Let us face it instead of blindly and naively celebrating at Adwa and lying to the donor countries about the double-digit economic growth and stability in order to receive more foreign aid while buying still more guns to crush more people.
Those supporting this TPLF regime through the many arms and branches of the EPRDF should not be complicit, but should follow righteousness instead of the TPLF. For anyone who loves Ethiopia, it is time to do the right thing and that right thing will show strength, not weakness.
I call on Ethiopians of faith to pray for these decision makers and those supporting them so that people repent of wrongdoing, forgive and reconcile; following it up with evidence of inner transformation.
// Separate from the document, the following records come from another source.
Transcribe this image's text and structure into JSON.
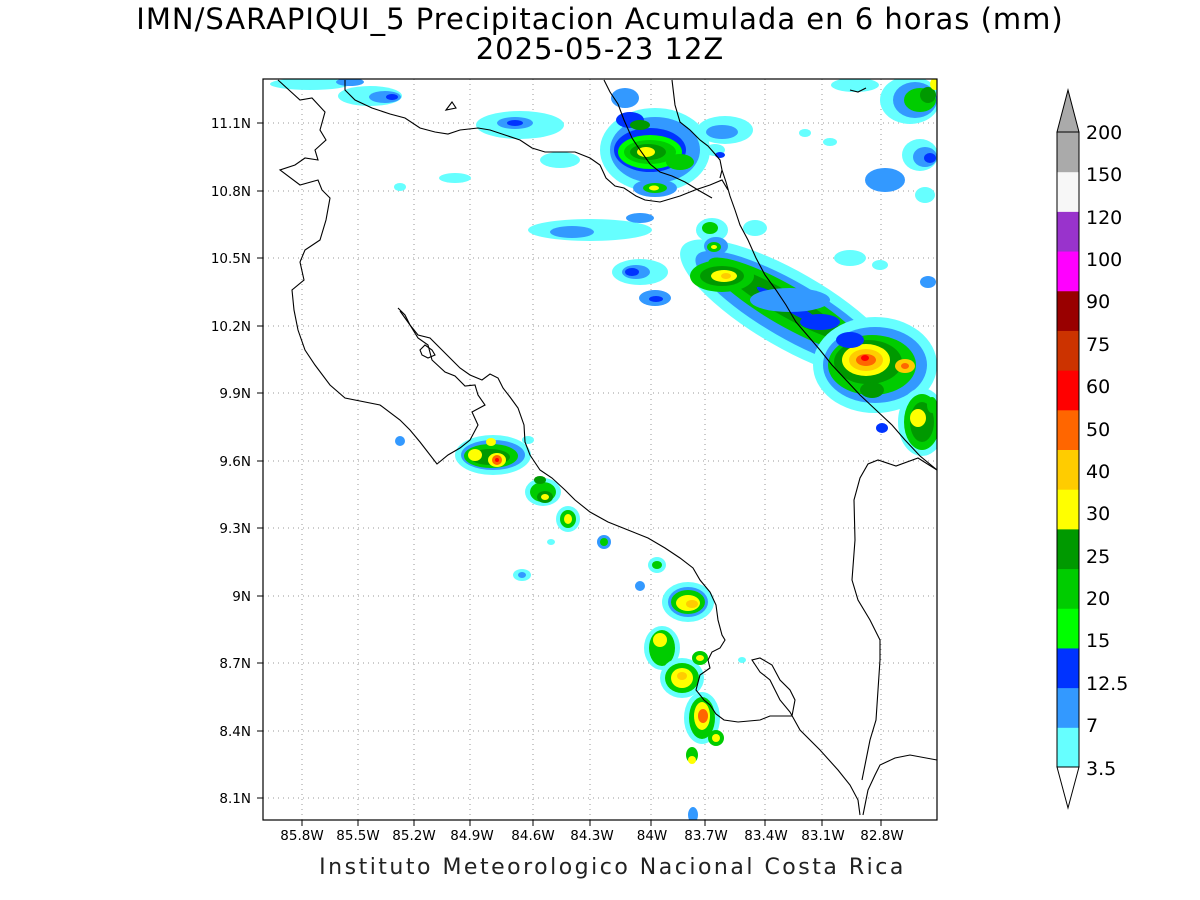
{
  "title": {
    "line1": "IMN/SARAPIQUI_5 Precipitacion Acumulada en 6 horas (mm)",
    "line2": "2025-05-23 12Z"
  },
  "footer": "Instituto Meteorologico Nacional Costa Rica",
  "map": {
    "lon_labels": [
      "85.8W",
      "85.5W",
      "85.2W",
      "84.9W",
      "84.6W",
      "84.3W",
      "84W",
      "83.7W",
      "83.4W",
      "83.1W",
      "82.8W"
    ],
    "lat_labels": [
      "11.1N",
      "10.8N",
      "10.5N",
      "10.2N",
      "9.9N",
      "9.6N",
      "9.3N",
      "9N",
      "8.7N",
      "8.4N",
      "8.1N"
    ],
    "gridlines": true,
    "colors": {
      "coastline": "#000000",
      "grid": "#9a9a9a"
    }
  },
  "colorbar": {
    "labels": [
      "3.5",
      "7",
      "12.5",
      "15",
      "20",
      "25",
      "30",
      "40",
      "50",
      "60",
      "75",
      "90",
      "100",
      "120",
      "150",
      "200"
    ],
    "colors": [
      "#66ffff",
      "#3399ff",
      "#0033ff",
      "#00ff00",
      "#00cc00",
      "#009900",
      "#ffff00",
      "#ffcc00",
      "#ff6600",
      "#ff0000",
      "#cc3300",
      "#990000",
      "#ff00ff",
      "#9933cc",
      "#f7f7f7",
      "#aaaaaa"
    ]
  }
}
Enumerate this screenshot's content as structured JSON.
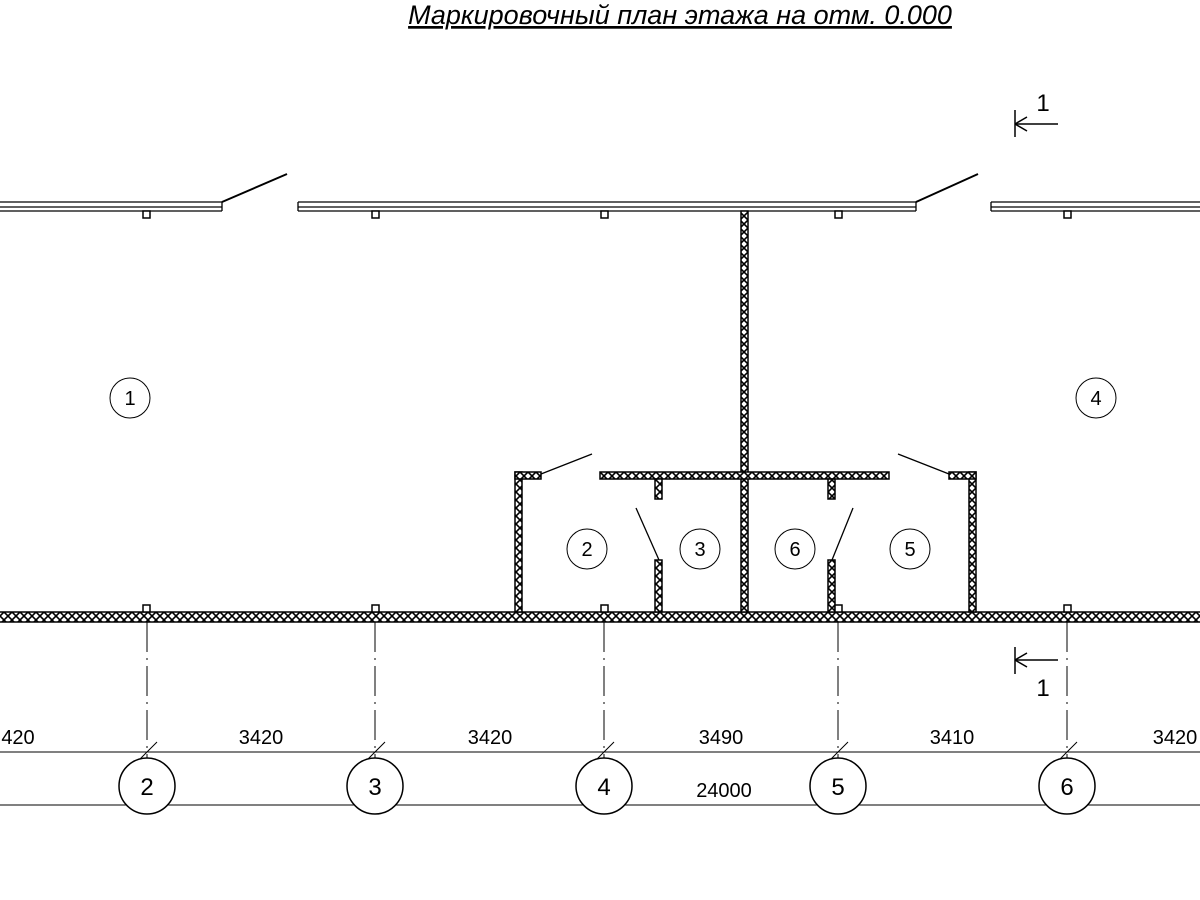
{
  "title": "Маркировочный план этажа на отм. 0.000",
  "rooms": [
    {
      "label": "1"
    },
    {
      "label": "4"
    },
    {
      "label": "2"
    },
    {
      "label": "3"
    },
    {
      "label": "6"
    },
    {
      "label": "5"
    }
  ],
  "axes": [
    {
      "label": "2"
    },
    {
      "label": "3"
    },
    {
      "label": "4"
    },
    {
      "label": "5"
    },
    {
      "label": "6"
    }
  ],
  "dimensions": {
    "spans": [
      "420",
      "3420",
      "3420",
      "3490",
      "3410",
      "3420"
    ],
    "total": "24000"
  },
  "section_marks": {
    "top": "1",
    "bottom": "1"
  },
  "colors": {
    "line": "#000000",
    "background": "#ffffff"
  }
}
That means being part of a movement to bring meaningful changes and the restoration of justice to Ethiopia. This means valuing the humanity of others instead of judging a person’s value based on ethnicity or some other identity factor. This means caring about the injustice of others as we care about our own. This is not only right, but no one group can bring sustainable freedom and harmony to only themselves. No one is free until all are free. We are to love our neighbors and even our enemies!
Ethiopia is at a critical place. For the last hundred years or more, we have learned to harden our hearts, wounding others and they wounding us in an endless cycle that must end. May you do the right thing.
May God protect all of us Ethiopians from our mutual destruction and bring reconciliation and justice to Ethiopia.